One day after Mother’s Day, as I walked past the stretch of Vermont just across from Los Angeles City College, I saw a curious set of signs posted at the local Wesley Health Center clinic. The signs informed visitors that no testing for COVID-19 was available, as well as that there would be no night hours for the clinic until further notice. One sign also asked visitors to try to form a line while others were being pre-screened, but said nothing of the six feet recommended within proximity of strangers.
I mused then about the children just arriving or set to arrive to Los Angeles from their mother’s wombs during this time. It’s an extraordinary historical moment to be born in, and in particular I wonder how so many madres solteras in the community are taking care of their needs given the closure and reduced hours of so many local clinics.
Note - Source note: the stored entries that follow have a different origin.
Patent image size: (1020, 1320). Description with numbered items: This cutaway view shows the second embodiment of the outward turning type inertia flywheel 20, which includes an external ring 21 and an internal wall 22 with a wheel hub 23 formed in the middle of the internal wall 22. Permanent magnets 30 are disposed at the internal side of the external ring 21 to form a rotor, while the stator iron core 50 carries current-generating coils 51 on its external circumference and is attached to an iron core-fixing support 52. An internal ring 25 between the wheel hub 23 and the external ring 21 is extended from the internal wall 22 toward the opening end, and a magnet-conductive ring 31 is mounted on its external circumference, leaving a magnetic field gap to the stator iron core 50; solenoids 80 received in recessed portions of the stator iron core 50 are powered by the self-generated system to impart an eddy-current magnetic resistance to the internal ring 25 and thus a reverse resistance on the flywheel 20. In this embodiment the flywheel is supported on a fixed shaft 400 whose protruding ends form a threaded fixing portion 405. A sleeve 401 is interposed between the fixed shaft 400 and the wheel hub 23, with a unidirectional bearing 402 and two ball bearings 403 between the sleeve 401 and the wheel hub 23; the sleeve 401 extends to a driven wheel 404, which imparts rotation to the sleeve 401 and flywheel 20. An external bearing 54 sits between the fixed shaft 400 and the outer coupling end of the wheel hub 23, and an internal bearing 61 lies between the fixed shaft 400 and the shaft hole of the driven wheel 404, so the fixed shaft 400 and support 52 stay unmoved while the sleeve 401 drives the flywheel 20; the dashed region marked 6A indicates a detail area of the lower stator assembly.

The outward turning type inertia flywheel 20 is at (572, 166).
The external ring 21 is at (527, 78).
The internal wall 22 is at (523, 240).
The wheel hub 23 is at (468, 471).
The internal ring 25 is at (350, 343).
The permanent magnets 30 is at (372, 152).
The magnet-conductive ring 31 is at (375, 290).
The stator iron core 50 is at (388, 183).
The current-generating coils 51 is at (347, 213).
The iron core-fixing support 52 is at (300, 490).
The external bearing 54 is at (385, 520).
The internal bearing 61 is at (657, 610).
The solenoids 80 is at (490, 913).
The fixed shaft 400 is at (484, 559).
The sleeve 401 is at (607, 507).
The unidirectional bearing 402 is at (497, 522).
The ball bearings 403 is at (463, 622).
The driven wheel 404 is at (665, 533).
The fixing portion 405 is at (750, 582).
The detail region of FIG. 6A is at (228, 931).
The Wesley Health Center, for one, is a clinic that is already difficult enough to get service at even excluding the crisis. While the clinic’s website states that “We accept most health coverage including Medi-Cal, MediCare, and Covered CA…,” as well as that “No one is turned away for lack of ability to pay,” the fact is that another sign posted on the clinic’s screen specifies that it serves “L.A. CARE MEMBERS.“
I know from experience that this means not just anyone under any type of the public coverage listed on the clinic’s site is able to receive care at the actual location on Vermont avenue. I remember walking into the location not too long ago, and being asked to provide my ID. After looking up my information, the staff told me that I’d have to visit the Department of Social Services office in MacArthur Park to figure out where I could be screened, despite my local residence in the area.
It was a significant but ultimately minor inconvenience for me. But I can only imagine how challenging the run-around process with public assistance and more can be for madres solteras just recently arrived to the country, if not for pregnant teenage women in Los Angeles, of which there are more than we can count.
There are likely also more mothers like them on the way. As one writer noted about policies shutting down school and economic activity during the Ebola crisis in Sierra Leone, “school closures are costly and have economic and social impacts that affect women disproportionately and hurt the poorest families the most…During the Ebola outbreak in Sierra Leone, for example, cases of teenage pregnancy more than doubled to 14,000.”
Los Angeles may not be a Sierra Leone, but some twenty years from now, when today’s newborns come of age, I hope that on the matter of access to healthcare for vulnerable communities everywhere, we need to make only less distinctions. They all deserve our humanity.